Volunteers in the study were given the oral drug after being infected with RSV using the experimental challenge model – developed by DeVincenzo in 2007, using a manufactured strain from a clinical isolate from an infant hospitalized with RSV bronchiolitis. The model enables DeVincenzo and others to test proof-of-concept antivirals.
RSV hospitalizes 125,000 children in the United States each year, and was the cause for 1.5 million annual outpatient visits, according to the Centers for Disease Control and Prevention (CDC).
"With no available effective therapies for RSV, results from this trial demonstrate significant promise for AL-8176, a first-in-class, RSV replication inhibitor, as a means to address the unmet medical needs of patients who suffer from this often devastating infection," DeVincenzo said. Given the emerging safety and efficacy profile of AL-8176, and experience in the use of other nucleoside analogues for management of other viral infections in patients including young children, further study is warranted and pediatric trials are currently underway."

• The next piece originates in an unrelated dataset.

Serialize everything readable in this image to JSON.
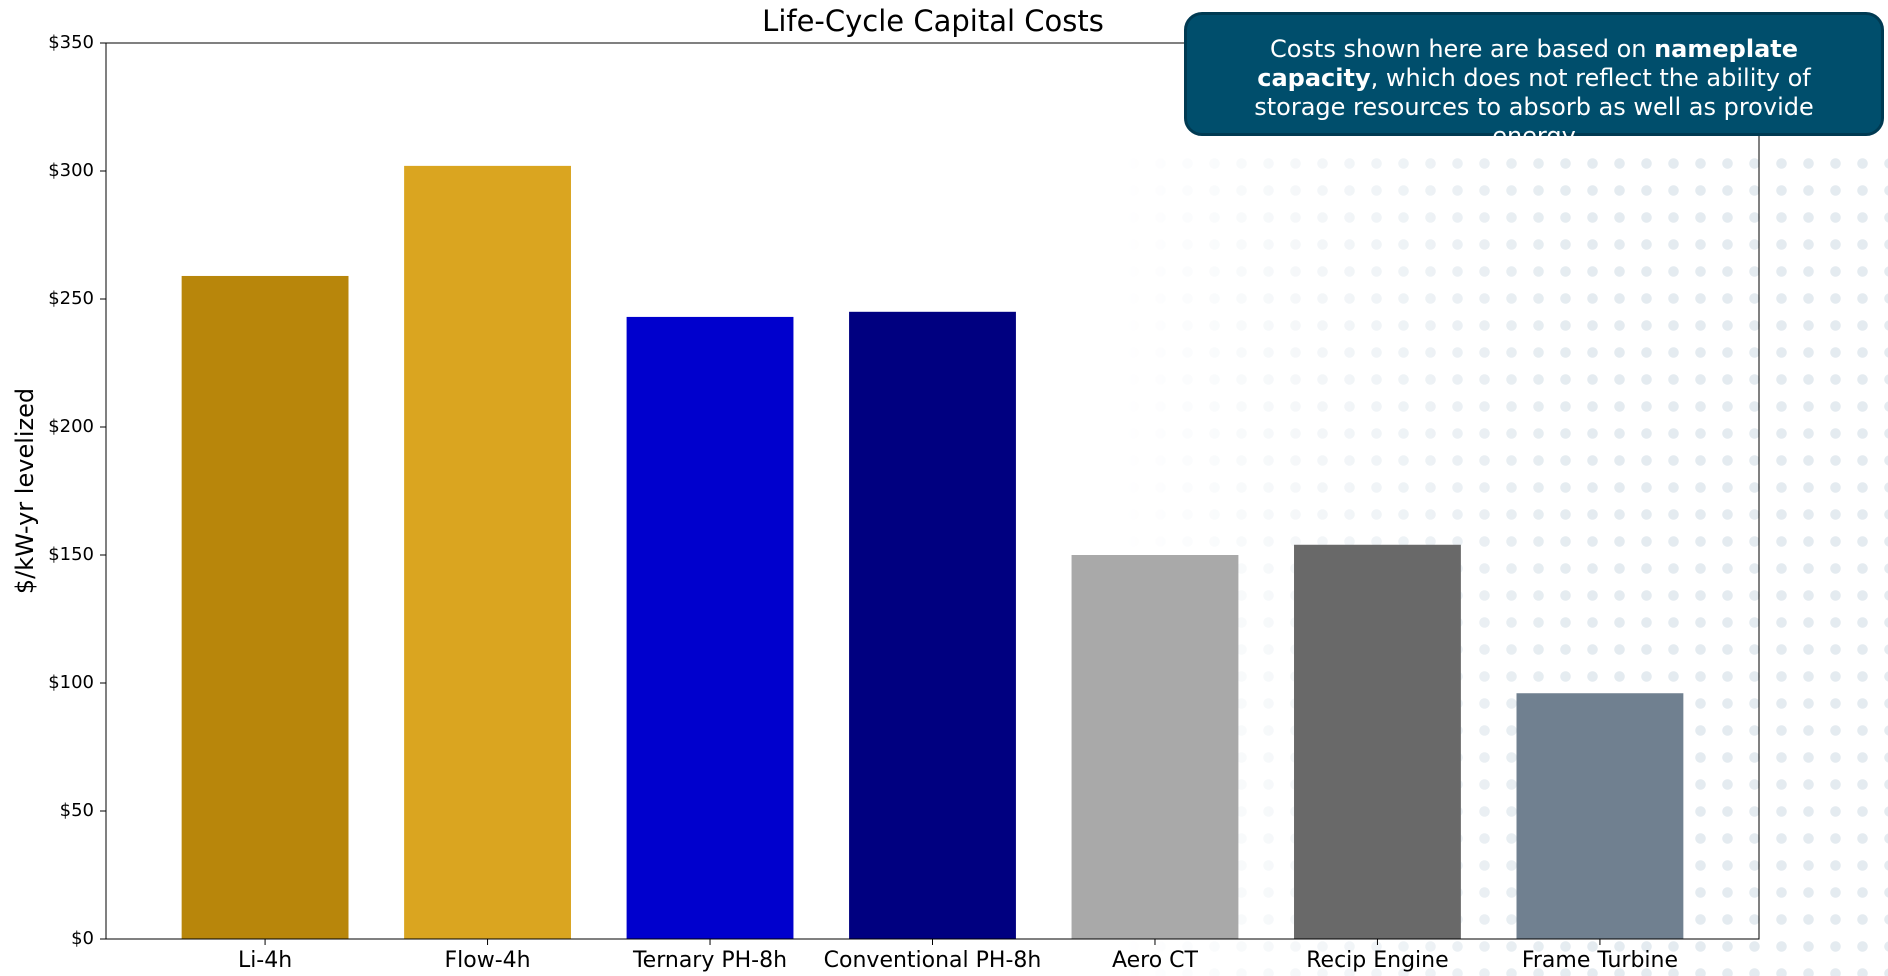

The Alios study enrolled 62 healthy adults who received one of three dose regimens of AL-8176 or placebo over 5 days: 375 mg orally administered twice daily or 750 mg given as a single loading dose (LD) followed by twice daily maintenance doses (MD) of 150 mg or 500 mg. Administration of AL-8176 began approximately 12 hours after confirmation of RSV infection as determined by presence of RSV RNA in nasopharyngeal washes. In successfully infected subjects, marked immediate reduction in RSV viral load was observed following treatment in all three AL-8176 treated dose groups as compared to placebo where subjects exhibited a logarithmic increase in RSV RNA with a peak viral load at Day 3.5 following start of dosing. At discharge (Day 12), all subjects treated with AL-8176 were RSV RNA undetectable and remained RSV RNA undetectable on follow-up on Days 16 and 28. This is in contrast to placebo treated subjects who had a mean RSV RNA of 0.52 log10 plaque forming unit equivalents (PFUe)/mL on the day of discharge. The viral load reduction in infected subjects across all dosing regimens was associated with concomitant improvements in RSV symptom scores and reductions in mucus weight.